Todd Bennett

Personal information
- Nationality: British (English)
- Born: 6 July 1962 Southampton, England
- Died: 16 July 2013 (aged 51) Southampton, England

Sport
- Sport: Athletics
- Event: Sprints / 400m
- Club: Southampton & Eastleigh A.A.C./Team Solent

Medal record
Men's athletics
Representing United Kingdom
Olympic Games
| Silver medal – second place | 1984 Los Angeles | 4×400 m |
World Championships
| Bronze medal – third place | 1983 Helsinki | 4×400 m |
European Championships
| Silver medal – second place | 1982 Athens | 4×400 m |
Representing England
Commonwealth Games
| Gold medal – first place | 1982 Brisbane | 4×400 m |
| Gold medal – first place | 1986 Edinburgh | 4×400 m |
| Silver medal – second place | 1986 Edinburgh | 200 m |

= Todd Bennett =

British sprinter (1962–2013)

Todd Anthony Bennett (6 July 1962 - 16 July 2013) was a British athlete who competed mainly in the 400 metres. He competed at the 1984 Summer Olympics and the 1988 Summer Olympics.

== Biography ==
Bennett competed for Great Britain in the 1984 Summer Olympics held in Los Angeles, United States, in the 4 × 400 metre relay where he won the silver medal with his teammates Kriss Akabusi, Garry Cook and Philip Brown.

Bennett's international career started in 1981 where he took the 400 m title at the European Junior Championships as well as forming one quarter of the silver medal-winning 4 × 400 m squad. His success at these championships marked the start of a decade at the top of his sport in which he attended all major championships both indoor and outdoor. Perfectly proportioned for running indoors, Bennett was European Indoor Champion over 400 m in both 1985 and 1987 and also took a silver medal over 400 m at the World Indoor Championships in 1985. This was the same year that he also became World Indoor Record Holder for the 400 m in 45.56 seconds.

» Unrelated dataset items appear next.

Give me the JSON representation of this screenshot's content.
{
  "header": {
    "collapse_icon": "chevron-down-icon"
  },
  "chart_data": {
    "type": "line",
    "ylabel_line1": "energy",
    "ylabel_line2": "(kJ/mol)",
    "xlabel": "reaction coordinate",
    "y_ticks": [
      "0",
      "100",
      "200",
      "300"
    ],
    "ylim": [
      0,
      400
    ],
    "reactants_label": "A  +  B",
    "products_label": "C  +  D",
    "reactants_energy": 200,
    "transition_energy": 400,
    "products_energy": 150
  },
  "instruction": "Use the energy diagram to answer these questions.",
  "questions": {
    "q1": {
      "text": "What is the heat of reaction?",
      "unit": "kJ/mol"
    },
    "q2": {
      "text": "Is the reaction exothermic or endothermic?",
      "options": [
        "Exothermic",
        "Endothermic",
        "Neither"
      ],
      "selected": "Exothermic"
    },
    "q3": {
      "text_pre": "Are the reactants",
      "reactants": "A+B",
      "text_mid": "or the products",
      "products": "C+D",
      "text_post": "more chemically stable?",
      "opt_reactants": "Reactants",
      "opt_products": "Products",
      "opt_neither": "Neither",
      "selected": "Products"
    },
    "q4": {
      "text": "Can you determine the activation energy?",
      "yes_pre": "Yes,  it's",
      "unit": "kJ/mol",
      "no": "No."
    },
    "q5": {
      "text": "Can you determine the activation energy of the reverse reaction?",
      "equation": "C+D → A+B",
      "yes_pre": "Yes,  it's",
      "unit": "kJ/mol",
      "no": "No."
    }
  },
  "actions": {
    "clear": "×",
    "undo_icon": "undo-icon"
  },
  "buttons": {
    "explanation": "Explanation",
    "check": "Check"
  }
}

During his career Bennett competed in three Commonwealth Games Championships. At the 1982 Commonwealth Games in Brisbane, Australia, he competed for England over 400 m where he was placed 5th and was a member of the gold medal-winning 4 × 400 m squad. Four years later he represented England at the 1986 Commonwealth Games in Edinburgh, Scotland, where he was second in the 200 metres. In his final Commonwealth Games in 1990 in Auckland, New Zealand, he finished 8th in the 400 metres.

Throughout his career, Bennett was a central member of the Great Britain 4 × 400 m squad. As a member of this squad, he attended two Olympic Games in 1984 (2nd) and 1988 (5th) and two World Championships in 1983 (3rd) and 1987 (2nd). He also attended four Europa Cup competitions as part of this squad and in his four appearances obtained three gold medals.

== Coaching ==
After retirement from competition, Bennett maintained his links with athletics. He worked with the Great Britain Junior Athletics Team and for four years was their Team Manager. From 2003 Bennett worked as the National 400 m event coach for the Senior women and was in Athens, Greece when the team came 4th, running the fastest time by a British team for ten years. During this period Bennett also coached his own group of athletes, several gaining international honours.

Bennett died from cancer on 16 July 2013.